Ülker Abla, tam anlamıyla ekmek bulamadığı için pasta yiyen bir kadının öyküsü... Oldukça cesur ve oldukça korkak bir kadının.
Öncesinde hakkında hiçbir şey bilmediğim halde kapak tasarımıyla ilgimi çekti ve ikinci kez karşıma çıkınca alıp okudum. Konuyu ve kurguyu anladıktan sonra oluşan beklentilerimi karşılayamadıysa da toplumun acı bir gerçeğine işaret ettiği için kıymetli bir eser: kocasından şiddet gören kadın çıkmazı.
Genel tema etkileyici, hastane tasvirleri gerçekçi. Ancak ilişkiler hep belirli bir noktaya kadar ilerliyor. Aynı akışın içinde daha derinleşen ve ilerleyen bir ilişki okumak isterdim. Aynı şekilde daha çarpıcı bir son da görmek isterdim.

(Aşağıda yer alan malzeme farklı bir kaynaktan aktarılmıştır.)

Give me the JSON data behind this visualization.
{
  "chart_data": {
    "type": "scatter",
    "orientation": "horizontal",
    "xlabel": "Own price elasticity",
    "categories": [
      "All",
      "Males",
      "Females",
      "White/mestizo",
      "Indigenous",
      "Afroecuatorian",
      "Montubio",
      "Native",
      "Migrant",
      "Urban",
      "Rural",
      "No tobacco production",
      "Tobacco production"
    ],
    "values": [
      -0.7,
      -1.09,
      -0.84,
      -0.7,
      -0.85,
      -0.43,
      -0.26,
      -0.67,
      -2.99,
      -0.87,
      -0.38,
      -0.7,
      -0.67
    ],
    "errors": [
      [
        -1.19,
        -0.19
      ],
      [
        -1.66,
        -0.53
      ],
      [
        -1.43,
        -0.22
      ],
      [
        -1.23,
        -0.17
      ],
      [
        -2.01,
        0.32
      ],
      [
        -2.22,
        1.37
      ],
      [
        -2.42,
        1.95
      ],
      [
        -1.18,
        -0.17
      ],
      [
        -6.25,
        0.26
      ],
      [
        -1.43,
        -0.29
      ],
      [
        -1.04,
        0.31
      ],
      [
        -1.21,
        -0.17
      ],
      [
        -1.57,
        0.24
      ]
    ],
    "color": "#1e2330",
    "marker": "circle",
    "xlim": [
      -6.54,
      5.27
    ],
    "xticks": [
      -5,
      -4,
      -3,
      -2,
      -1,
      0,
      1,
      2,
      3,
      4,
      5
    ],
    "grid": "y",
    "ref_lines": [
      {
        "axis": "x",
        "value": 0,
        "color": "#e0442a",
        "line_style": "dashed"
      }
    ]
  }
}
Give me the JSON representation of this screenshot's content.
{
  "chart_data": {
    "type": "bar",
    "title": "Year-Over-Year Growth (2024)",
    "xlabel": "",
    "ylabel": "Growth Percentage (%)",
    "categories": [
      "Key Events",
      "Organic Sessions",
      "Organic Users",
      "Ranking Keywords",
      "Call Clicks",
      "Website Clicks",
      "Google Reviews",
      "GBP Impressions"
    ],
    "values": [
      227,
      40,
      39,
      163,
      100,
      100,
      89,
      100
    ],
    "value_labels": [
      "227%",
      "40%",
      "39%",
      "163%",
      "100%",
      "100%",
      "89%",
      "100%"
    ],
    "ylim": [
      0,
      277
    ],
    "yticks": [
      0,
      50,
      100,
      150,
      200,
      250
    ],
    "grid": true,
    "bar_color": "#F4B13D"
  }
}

Ekmek bulamadığı için pasta yeme eyleminin trajikomikliği üslup ve ana karakterin kişiliğinde de mevcut. Yer yer Ülker Ablanın yaşadığı sıkıntılara gülebiliyorsunuz. Bu yönüyle ağır bir konuyu rahatlıkla okunabilir kılmış. Hızlıca akan, merak uyandıran bir kitap.